Almost exactly 1 year ago, I attended MCE conference in Poland, and I've seen a talk by Steli Efti called
If You Don't Understand Your User/Customer You're Fu**ed.

It was around that time that I was finishing Timelines, and it made a big impression on me. Going forward, I decided to focus much more on what users are saying - not only listening to them but actually acting on it.

Since the release of Timelines in August, every subsequent update was heavily influenced by users' feedback. And I still follow this mantra today, with upcoming version 1.4 and beyond.

I keep track of users feedback and requests in GitHub Issues. Users contact me via email, we have some back and forth, and I write it down. It's been working well for me. But the breakthrough really came to me a few months ago in Chiang Mai, where I got a brilliant advice from two wonderful people - Matt and Guillemette.

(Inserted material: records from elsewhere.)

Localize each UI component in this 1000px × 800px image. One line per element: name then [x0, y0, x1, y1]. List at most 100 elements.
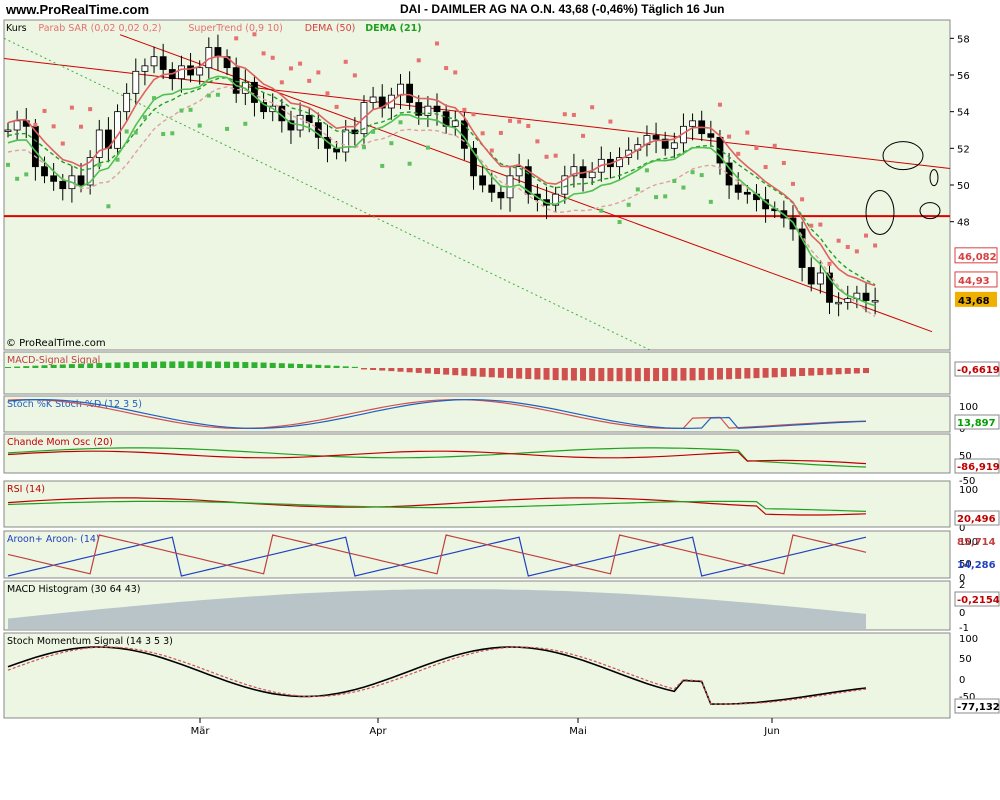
macd-signal-bar — [397, 368, 404, 372]
indicator-legend: Stoch %K Stoch %D (12 3 5) — [7, 399, 142, 410]
macd-signal-bar — [799, 368, 806, 377]
macd-signal-bar — [23, 366, 30, 368]
macd-signal-bar — [443, 368, 450, 375]
macd-signal-bar — [269, 362, 276, 368]
candle — [479, 175, 487, 186]
sar-dot — [471, 112, 476, 117]
sar-dot — [717, 102, 722, 107]
candle — [378, 96, 386, 109]
y-tick-label: 100 — [959, 537, 978, 548]
macd-signal-bar — [324, 365, 331, 368]
macd-signal-bar — [424, 368, 431, 374]
price-badge: 44,93 — [958, 276, 990, 287]
y-tick-label: -1 — [959, 623, 969, 634]
sar-dot — [234, 36, 239, 41]
y-tick-label: 48 — [957, 218, 970, 229]
y-tick-label: 56 — [957, 71, 970, 82]
candle — [524, 166, 532, 195]
macd-signal-bar — [698, 368, 705, 381]
chande-line-2 — [7, 450, 867, 465]
sar-dot — [800, 197, 805, 202]
sar-dot — [6, 162, 10, 167]
sar-dot — [435, 41, 439, 46]
indicator-badge: -77,132 — [957, 702, 1000, 713]
sar-dot — [772, 143, 777, 148]
macd-signal-bar — [589, 368, 596, 381]
macd-signal-bar — [853, 368, 860, 374]
candle — [159, 56, 167, 70]
candle — [342, 129, 350, 153]
macd-signal-bar — [653, 368, 660, 382]
macd-signal-bar — [863, 368, 869, 374]
macd-signal-bar — [744, 368, 751, 379]
candle — [451, 120, 459, 127]
candle — [214, 47, 222, 58]
candle — [424, 105, 432, 116]
candle — [314, 122, 322, 138]
sar-dot — [617, 220, 622, 225]
macd-signal-bar — [224, 361, 231, 368]
candle — [260, 102, 267, 113]
sar-dot — [188, 107, 193, 112]
candle — [570, 166, 578, 177]
sar-dot — [845, 244, 850, 249]
candle — [552, 193, 560, 206]
annotation-ellipse — [929, 169, 939, 187]
sar-dot — [672, 178, 677, 183]
sar-dot — [644, 168, 649, 173]
price-badge-bg — [954, 271, 998, 288]
sar-dot — [562, 112, 567, 117]
sar-dot — [215, 92, 220, 97]
macd-signal-bar — [114, 362, 121, 368]
chart-title: DAI - DAIMLER AG NA O.N. 43,68 (-0,46%) … — [400, 2, 725, 16]
price-badge-bg — [955, 291, 997, 307]
indicator-legend: Chande Mom Osc (20) — [7, 437, 113, 448]
stoch-momentum-signal — [7, 646, 867, 705]
candle — [187, 65, 194, 76]
candle — [826, 272, 833, 303]
sar-dot — [809, 223, 814, 228]
site-title[interactable]: www.ProRealTime.com — [6, 2, 150, 17]
macd-signal-bar — [552, 368, 559, 381]
candle — [95, 129, 103, 158]
sar-dot — [608, 119, 613, 124]
macd-signal-bar — [844, 368, 851, 374]
macd-signal-bar — [534, 368, 541, 380]
sar-dot — [416, 58, 421, 63]
macd-signal-bar — [59, 364, 66, 368]
legend-entry: DEMA (21) — [365, 23, 421, 34]
candle — [132, 70, 140, 94]
sar-dot — [170, 131, 175, 136]
macd-signal-bar — [817, 368, 824, 376]
watermark: © ProRealTime.com — [6, 338, 106, 349]
sar-dot — [790, 181, 795, 186]
y-tick-label: 0 — [959, 675, 965, 686]
candle — [743, 191, 751, 195]
macd-signal-bar — [50, 364, 57, 368]
macd-signal-bar — [132, 361, 139, 368]
macd-signal-bar — [570, 368, 577, 381]
candle — [616, 157, 623, 168]
y-tick-label: 50 — [959, 451, 972, 462]
indicator-panel — [3, 351, 951, 395]
indicator-panel — [3, 433, 951, 474]
candle — [661, 138, 669, 149]
macd-signal-bar — [716, 368, 723, 380]
sar-dot — [279, 80, 284, 85]
rsi-signal-line — [7, 500, 867, 512]
macd-signal-bar — [507, 368, 514, 379]
stock-chart: Kurs Parab SAR (0,02 0,02 0,2) SuperTrend … — [3, 19, 1000, 737]
sar-dot — [407, 161, 412, 166]
candle — [652, 135, 660, 140]
sar-dot — [544, 154, 549, 159]
macd-signal-bar — [123, 362, 130, 368]
indicator-legend: Aroon+ Aroon- (14) — [7, 534, 100, 545]
sar-dot — [88, 107, 93, 112]
sar-dot — [316, 70, 321, 75]
sar-dot — [106, 204, 111, 209]
candle — [13, 120, 21, 131]
sar-dot — [325, 91, 330, 96]
candle — [415, 102, 423, 116]
sar-dot — [480, 131, 485, 136]
legend-entry: Kurs — [6, 23, 27, 34]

Both former Y Combinator alumni, they really underscored to me the importance of collecting feedback from people in person. And they actually tried it on me - I sat down with Guillemette and we talked about their website. I thought this way of doing it was pretty good. But it wasn't until I tried it myself with Timelines that I realized the true potential of it.

The way it works is that you sit down with a volunteer (ideally someone from your target audience), and let them use your product. You watch them use it and you listen. When they struggle with something, you briefly discuss with them why that is. It's also good to ask some questions in the end, such as:

What is your main goal with tracking time? Does Timelines meet your expectations? Is there any general feedback that you'd want to share?

Recently, I tried it with 3 people here from KoHub (the coworking on Ko Lanta where I worked for the past 2 months), and it was amazing. I can't express enough how much value I got from even just these three 15-30 minutes sessions. It proved to me some of the hunches that I had, helped uncover some bugs, and generally provided invaluable pointers what to really focus on improving in the next version(s). I plan to do much more of these in the near future, and take the findings from them as kind of a 'holy grail' of users' feedback - because that's what it really is.

There's nothing more motivating to fix a problem with your product/app than watching someone struggle with it with your own eyes.

This is Day 10 of the 14-day blogging challenge.